El Vitaminas tenía también un cuaderno en el que apuntaba los movimientos de los vecinos. Un día, tras hacerme jurar que le guardaría el secreto, me confió que la tienda de ultramarinos servía de tapadera para ocultar la verdadera identidad de su padre, que era agente de la Interpol, revelación que, como se verá, alteraría gravemente mi existencia.

El padre del Vitaminas llevaba siempre una bata gris, muy limpia, con una camisa blanca debajo. Tenía un bigote fino, de actor americano, que recortaba de manera asimétrica, para producir (me diría su hijo) la impresión de que sonreía con un lado de la cara. De este modo, por lo visto, la gente se le confiaba. Y era cierto que la gente se le confiaba, pues había en aquel rostro, pese a la acusada calvicie del cráneo, una expresión muy seductora. Cuando le veía utilizar la bacaladera, que era lo más cercano a un arma que había en la tienda, se me ponían los pelos de punta. Tuve claro en seguida que quería ser como él, lo que significaba llevar una vida aparente y otra real. Quizá ya las llevaba, de otro modo no me habría impresionado tanto aquel descubrimiento.

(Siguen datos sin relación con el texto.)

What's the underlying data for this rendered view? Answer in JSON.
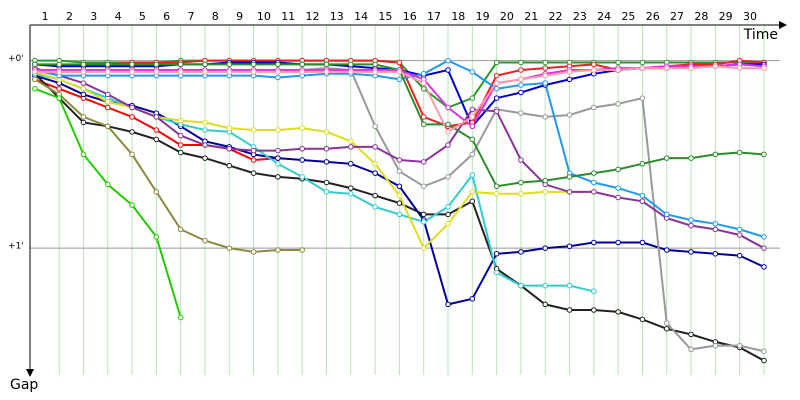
{
  "chart_data": {
    "type": "line",
    "x_label": "Time",
    "y_label": "Gap",
    "x": [
      0,
      1,
      2,
      3,
      4,
      5,
      6,
      7,
      8,
      9,
      10,
      11,
      12,
      13,
      14,
      15,
      16,
      17,
      18,
      19,
      20,
      21,
      22,
      23,
      24,
      25,
      26,
      27,
      28,
      29,
      30
    ],
    "xlim": [
      -0.2,
      30.66
    ],
    "xticks": [
      1,
      2,
      3,
      4,
      5,
      6,
      7,
      8,
      9,
      10,
      11,
      12,
      13,
      14,
      15,
      16,
      17,
      18,
      19,
      20,
      21,
      22,
      23,
      24,
      25,
      26,
      27,
      28,
      29,
      30
    ],
    "ylim": [
      -0.19,
      1.65
    ],
    "y_inverted": true,
    "yticks": [
      {
        "value": 0,
        "label": "+0'"
      },
      {
        "value": 1,
        "label": "+1'"
      }
    ],
    "grid": true,
    "series": [
      {
        "color": "#2a9a2a",
        "values": [
          0,
          0,
          0.01,
          0.01,
          0.01,
          0.01,
          0,
          0,
          0,
          0,
          0,
          0,
          0,
          0,
          0,
          0.01,
          0.15,
          0.25,
          0.2,
          0.01,
          0.01,
          0.01,
          0.01,
          0.01,
          0.01,
          0.01,
          0.01,
          0.01,
          0.01,
          0.01,
          0.01
        ]
      },
      {
        "color": "#e82020",
        "values": [
          0.02,
          0.03,
          0.02,
          0.02,
          0.01,
          0.01,
          0.01,
          0,
          0,
          0,
          0,
          0,
          0,
          0,
          0,
          0.01,
          0.3,
          0.35,
          0.33,
          0.08,
          0.05,
          0.04,
          0.03,
          0.02,
          0.05,
          0.04,
          0.03,
          0.02,
          0.02,
          0,
          0.01
        ]
      },
      {
        "color": "#ff0000",
        "values": [
          0.1,
          0.15,
          0.2,
          0.25,
          0.3,
          0.37,
          0.45,
          0.45,
          0.47,
          0.53,
          0.52,
          null,
          null,
          null,
          null,
          null,
          null,
          null,
          null,
          null,
          null,
          null,
          null,
          null,
          null,
          null,
          null,
          null,
          null,
          null,
          null
        ]
      },
      {
        "color": "#0000cc",
        "values": [
          0.02,
          0.03,
          0.03,
          0.03,
          0.03,
          0.03,
          0.02,
          0.02,
          0.01,
          0.01,
          0.01,
          0.02,
          0.02,
          0.03,
          0.04,
          0.05,
          0.08,
          0.05,
          0.35,
          0.2,
          0.17,
          0.13,
          0.1,
          0.07,
          0.05,
          0.04,
          0.04,
          0.03,
          0.03,
          0.02,
          0.02
        ]
      },
      {
        "color": "#000099",
        "values": [
          0.08,
          0.12,
          0.18,
          0.22,
          0.24,
          0.28,
          0.35,
          0.43,
          0.46,
          0.5,
          0.52,
          0.53,
          0.54,
          0.55,
          0.6,
          0.67,
          0.85,
          1.3,
          1.27,
          1.03,
          1.02,
          1.0,
          0.99,
          0.97,
          0.97,
          0.97,
          1.01,
          1.02,
          1.03,
          1.04,
          1.1
        ]
      },
      {
        "color": "#222222",
        "values": [
          0.07,
          0.2,
          0.33,
          0.35,
          0.38,
          0.42,
          0.49,
          0.52,
          0.56,
          0.6,
          0.62,
          0.63,
          0.65,
          0.68,
          0.72,
          0.76,
          0.82,
          0.82,
          0.75,
          1.11,
          1.2,
          1.3,
          1.33,
          1.33,
          1.34,
          1.38,
          1.43,
          1.46,
          1.5,
          1.53,
          1.6
        ]
      },
      {
        "color": "#999999",
        "values": [
          0.05,
          0.06,
          0.06,
          0.05,
          0.05,
          0.06,
          0.06,
          0.06,
          0.06,
          0.05,
          0.05,
          0.05,
          0.04,
          0.05,
          0.35,
          0.59,
          0.67,
          0.62,
          0.5,
          0.26,
          0.28,
          0.3,
          0.29,
          0.25,
          0.23,
          0.2,
          1.4,
          1.54,
          1.52,
          1.52,
          1.55
        ]
      },
      {
        "color": "#8a8a40",
        "values": [
          0.1,
          0.18,
          0.3,
          0.35,
          0.5,
          0.7,
          0.9,
          0.96,
          1.0,
          1.02,
          1.01,
          1.01,
          null,
          null,
          null,
          null,
          null,
          null,
          null,
          null,
          null,
          null,
          null,
          null,
          null,
          null,
          null,
          null,
          null,
          null,
          null
        ]
      },
      {
        "color": "#22cc00",
        "values": [
          0.15,
          0.2,
          0.5,
          0.66,
          0.77,
          0.94,
          1.37,
          null,
          null,
          null,
          null,
          null,
          null,
          null,
          null,
          null,
          null,
          null,
          null,
          null,
          null,
          null,
          null,
          null,
          null,
          null,
          null,
          null,
          null,
          null,
          null
        ]
      },
      {
        "color": "#33cccc",
        "values": [
          0.07,
          0.1,
          0.15,
          0.2,
          0.25,
          0.3,
          0.34,
          0.37,
          0.38,
          0.46,
          0.55,
          0.62,
          0.7,
          0.71,
          0.78,
          0.82,
          0.86,
          0.78,
          0.61,
          1.13,
          1.2,
          1.2,
          1.2,
          1.23,
          null,
          null,
          null,
          null,
          null,
          null,
          null
        ]
      },
      {
        "color": "#dddd22",
        "values": [
          0.06,
          0.1,
          0.15,
          0.22,
          0.25,
          0.3,
          0.32,
          0.33,
          0.36,
          0.37,
          0.37,
          0.36,
          0.38,
          0.43,
          0.55,
          0.72,
          1.0,
          0.87,
          0.7,
          0.71,
          0.71,
          0.7,
          0.7,
          0.7,
          null,
          null,
          null,
          null,
          null,
          null,
          null
        ]
      },
      {
        "color": "#8b3399",
        "values": [
          0.04,
          0.08,
          0.12,
          0.18,
          0.25,
          0.3,
          0.4,
          0.45,
          0.47,
          0.48,
          0.48,
          0.47,
          0.47,
          0.46,
          0.46,
          0.53,
          0.54,
          0.45,
          0.26,
          0.27,
          0.53,
          0.66,
          0.7,
          0.7,
          0.73,
          0.75,
          0.84,
          0.88,
          0.9,
          0.93,
          1.0
        ]
      },
      {
        "color": "#2299ee",
        "values": [
          0.05,
          0.08,
          0.08,
          0.08,
          0.08,
          0.08,
          0.08,
          0.08,
          0.08,
          0.08,
          0.09,
          0.08,
          0.07,
          0.07,
          0.08,
          0.1,
          0.07,
          0.0,
          0.06,
          0.15,
          0.13,
          0.12,
          0.6,
          0.65,
          0.68,
          0.72,
          0.82,
          0.85,
          0.87,
          0.9,
          0.94
        ]
      },
      {
        "color": "#2d8a2d",
        "values": [
          0.02,
          0.02,
          0.02,
          0.02,
          0.02,
          0.02,
          0.02,
          0.02,
          0.02,
          0.02,
          0.02,
          0.02,
          0.02,
          0.02,
          0.02,
          0.05,
          0.34,
          0.34,
          0.42,
          0.67,
          0.65,
          0.64,
          0.62,
          0.6,
          0.58,
          0.55,
          0.52,
          0.52,
          0.5,
          0.49,
          0.5
        ]
      },
      {
        "color": "#dd33dd",
        "values": [
          0.05,
          0.05,
          0.05,
          0.05,
          0.05,
          0.05,
          0.05,
          0.05,
          0.05,
          0.05,
          0.05,
          0.05,
          0.05,
          0.05,
          0.05,
          0.05,
          0.1,
          0.25,
          0.35,
          0.12,
          0.1,
          0.07,
          0.05,
          0.05,
          0.04,
          0.04,
          0.03,
          0.03,
          0.03,
          0.02,
          0.03
        ]
      },
      {
        "color": "#ff99aa",
        "values": [
          0.06,
          0.06,
          0.06,
          0.06,
          0.06,
          0.06,
          0.06,
          0.06,
          0.06,
          0.06,
          0.06,
          0.06,
          0.06,
          0.06,
          0.06,
          0.06,
          0.12,
          0.38,
          0.3,
          0.12,
          0.1,
          0.08,
          0.06,
          0.05,
          0.05,
          0.04,
          0.04,
          0.04,
          0.03,
          0.04,
          0.04
        ]
      }
    ]
  }
}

Como el Vitaminas no podía ayudar a su padre en la tienda, le echaba una mano anotando las costumbres de la gente. «El fontanero», escribía en su cuaderno, «pasó a las once y media con un bidé en el sidecar de la moto». O bien: «Paca salió del portal de su casa a las cuatro y miró hacia los dos lados de la calle. Luego vino hacia aquí, pero en la esquina se detuvo unos momentos para hablar con Remedios, que le dio un papel con unas indicaciones. La perdí de vista al girar en Ros de Olano.» Todas las anotaciones eran claras, sintéticas, sin opiniones. No escribía jamás un «creo» ni un «me parece» ni un «quizá». Tales expresiones, le había dicho su padre, estaban prohibidas en los informes de los espías. Los espías sólo describían hechos. Las interpretaciones las hacían los superiores. Yo envidiaba aquella escritura seca, todavía la envidio. El objetivo de las notas, que cada noche leía con atención el padre del Vitaminas, era descubrir si había en el barrio alguien que llevara una doble vida, es decir, alguien cuya apariencia fuera la de cualquiera de nosotros, pero que en realidad fuera comunista.

Los padres del Vitaminas agradecían mucho que hiciera compañía a su hijo. De vez en cuando se asomaba uno de los dos para ofrecerme una galleta o, en ocasiones muy excepcionales, una onza de chocolate. El Vitaminas tenía una hermana, María José, que llevaba una existencia fantasmal. Flotaba dentro de un uniforme de colegio con la falda de tablas en cuyo interior se desplazaba de un lugar a otro. Era tal la discreción con la que movía las piernas que no se la veía caminar. La blusa blanca de su uniforme brillaba en el interior de la tienda, siempre muy oscuro, como si despidiera una luz propia. Y nunca decía nada. No la escuché pronunciar, durante aquella época, una sola palabra. Era tal su levedad que en ocasiones pensé que sólo la veía yo.